By Sintana Kosolpradit and Pracha Hariraksapitak
BANGKOK (Reuters) - Thousands of "red shirt" protesters were camped at an upmarket shopping district in Thailand's capital on Thursday, although they were not planning to resume their campaign for some days.
Bangkok was celebrating the final day of Thailand's three-day New Year Songkran holiday, but despite the calm, political analysts warned that the risk of a military coup in this Southeast Asian country was escalating.
"We aren't making any move in the next couple of days as we will be busily putting facilities in place for our brothers and sisters after they return from the countryside after Songkran," protest leader Nattawut Saikua said.
The campaign for new elections, which has lasted more than a month and erupted into savage fighting between protesters and troops on Saturday in which at least 22 people were killed, looks set to hit growth in Southeast Asia's second-largest economy.
It has been relatively calm since then. The police and army did not intervene to prevent protesters from gathering at the Rachaprasong shopping district and were not in evidence on Thursday after another peaceful night in the Thai capital.
The red shirts, mostly supporters of ousted Prime Minister Thaksin Shinawatra, want Prime Minister Abhisit Vejjajiva to quit immediately have said they will use their base in Rachaprasong as a "final battleground."
Abhisit has been largely absent from the media, ensconced in a fortified army base on the outskirts of Bangkok to which the red shirts sent gifts of fried rice and iced coffee, the common food of Thai families visiting relatives in prison.
"Badly damaged by the military response, Abhisit now has no other options than to go to the country or resign, both of which will set Thailand on course for an early election," risk consultancy Control Risks said in a report published on Thursday.
"If threatened further by political instability, created for example by snap polls, the threat of military leaders launching a coup would rapidly escalate," it said.
Thailand has had 18 coups in the past 77 years, most recently in 2006 when Thaksin was ousted.
LOSSES
Chai Srivikorn, president of the Rachaprasong business association, was quoted by the Post Today newspaper as saying that the cost of the protest to the affluent shopping district was running at about 150 million baht (3 million pound) a day.
Investment bank Morgan Stanley calculates economic growth this year could be cut by 0.2 percentage point due to the impact on tourism, which accounts for 6 percent of gross domestic product in the "Land of Smiles" and employs 1.8 million people.
A bigger loss of up to 0.6 percentage point of GDP could come from the hit to consumer confidence in the capital which has borne the brunt of the fighting.
The government has forecast 4.5 percent growth this year if the protests were not prolonged.
Thailand's stock market, one of Asia's most buoyant this year on the back of a steady influx of foreign funds, fell over 5 percent on Monday before closing 3.64 percent down and is likely to see renewed selling on Friday, analysts said.

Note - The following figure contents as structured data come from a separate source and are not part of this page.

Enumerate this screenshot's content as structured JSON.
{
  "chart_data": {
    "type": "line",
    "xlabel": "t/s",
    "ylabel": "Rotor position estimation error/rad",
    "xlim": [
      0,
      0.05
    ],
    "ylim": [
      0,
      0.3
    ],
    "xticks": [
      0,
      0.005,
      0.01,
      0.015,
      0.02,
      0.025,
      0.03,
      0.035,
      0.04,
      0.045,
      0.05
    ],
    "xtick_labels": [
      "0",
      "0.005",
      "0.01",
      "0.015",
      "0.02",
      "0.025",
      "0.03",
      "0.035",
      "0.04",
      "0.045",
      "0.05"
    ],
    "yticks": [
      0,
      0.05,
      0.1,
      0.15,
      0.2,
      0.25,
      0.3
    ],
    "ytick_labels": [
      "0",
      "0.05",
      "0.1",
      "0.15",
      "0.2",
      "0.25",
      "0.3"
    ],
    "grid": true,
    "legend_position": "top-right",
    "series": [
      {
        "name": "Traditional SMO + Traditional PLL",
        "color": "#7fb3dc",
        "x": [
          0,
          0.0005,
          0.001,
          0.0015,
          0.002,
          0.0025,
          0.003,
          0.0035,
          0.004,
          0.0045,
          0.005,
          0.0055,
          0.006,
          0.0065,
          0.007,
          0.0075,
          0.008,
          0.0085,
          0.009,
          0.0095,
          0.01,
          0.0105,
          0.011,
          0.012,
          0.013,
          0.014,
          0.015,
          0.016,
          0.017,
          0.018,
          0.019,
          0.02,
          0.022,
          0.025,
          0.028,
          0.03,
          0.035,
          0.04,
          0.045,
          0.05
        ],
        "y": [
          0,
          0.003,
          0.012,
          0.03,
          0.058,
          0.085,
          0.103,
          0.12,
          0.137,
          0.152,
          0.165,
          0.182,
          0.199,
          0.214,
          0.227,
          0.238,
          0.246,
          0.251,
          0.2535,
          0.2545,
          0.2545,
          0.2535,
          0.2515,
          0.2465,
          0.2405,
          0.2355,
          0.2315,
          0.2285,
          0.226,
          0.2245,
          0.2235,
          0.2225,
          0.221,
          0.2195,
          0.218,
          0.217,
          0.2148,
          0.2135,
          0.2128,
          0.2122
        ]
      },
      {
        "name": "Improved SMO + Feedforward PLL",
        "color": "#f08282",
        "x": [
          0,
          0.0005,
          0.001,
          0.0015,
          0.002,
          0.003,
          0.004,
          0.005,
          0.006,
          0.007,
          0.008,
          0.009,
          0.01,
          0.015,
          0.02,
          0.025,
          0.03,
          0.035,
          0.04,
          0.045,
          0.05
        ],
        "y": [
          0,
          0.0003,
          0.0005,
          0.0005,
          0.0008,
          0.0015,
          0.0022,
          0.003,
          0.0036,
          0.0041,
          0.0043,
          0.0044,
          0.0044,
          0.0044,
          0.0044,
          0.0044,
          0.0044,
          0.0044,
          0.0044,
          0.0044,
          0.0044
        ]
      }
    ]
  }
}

The Bangkok Post reported that the military had admitted for the first time that it used live ammunition during Saturday's protests. Previously, it had insisted that only rubber bullets were used and that the deaths were due to "terrorists."
There were also signs that the political divide in Thailand between the mostly rural red shirts and the urban, pro-administration "yellow shirts" was likely to grow.
The yellow shirts, whose own street protests led to the ouster of a government backed by Thaksin in 2008, will meet on Sunday to discuss how to end the "terrorism" gripping Bangkok.
"We don't think the dissolution of parliament will resolve the problem," Suriyasai Katasila, leader of the yellow-shirted People's Alliance for Democracy, told Reuters.
Thaksin, who is in exile after he was sentenced to jail for corruption, said on his Facebook page that he was in Saudi Arabia and refuted rumours that he was ill.
"I have been to Riyadh and Jeddah in Saudi Arabia from April 10-12 at the invitation of a prince of Saudi Arabia to provide consultancy for projects to build two new towns," he wrote.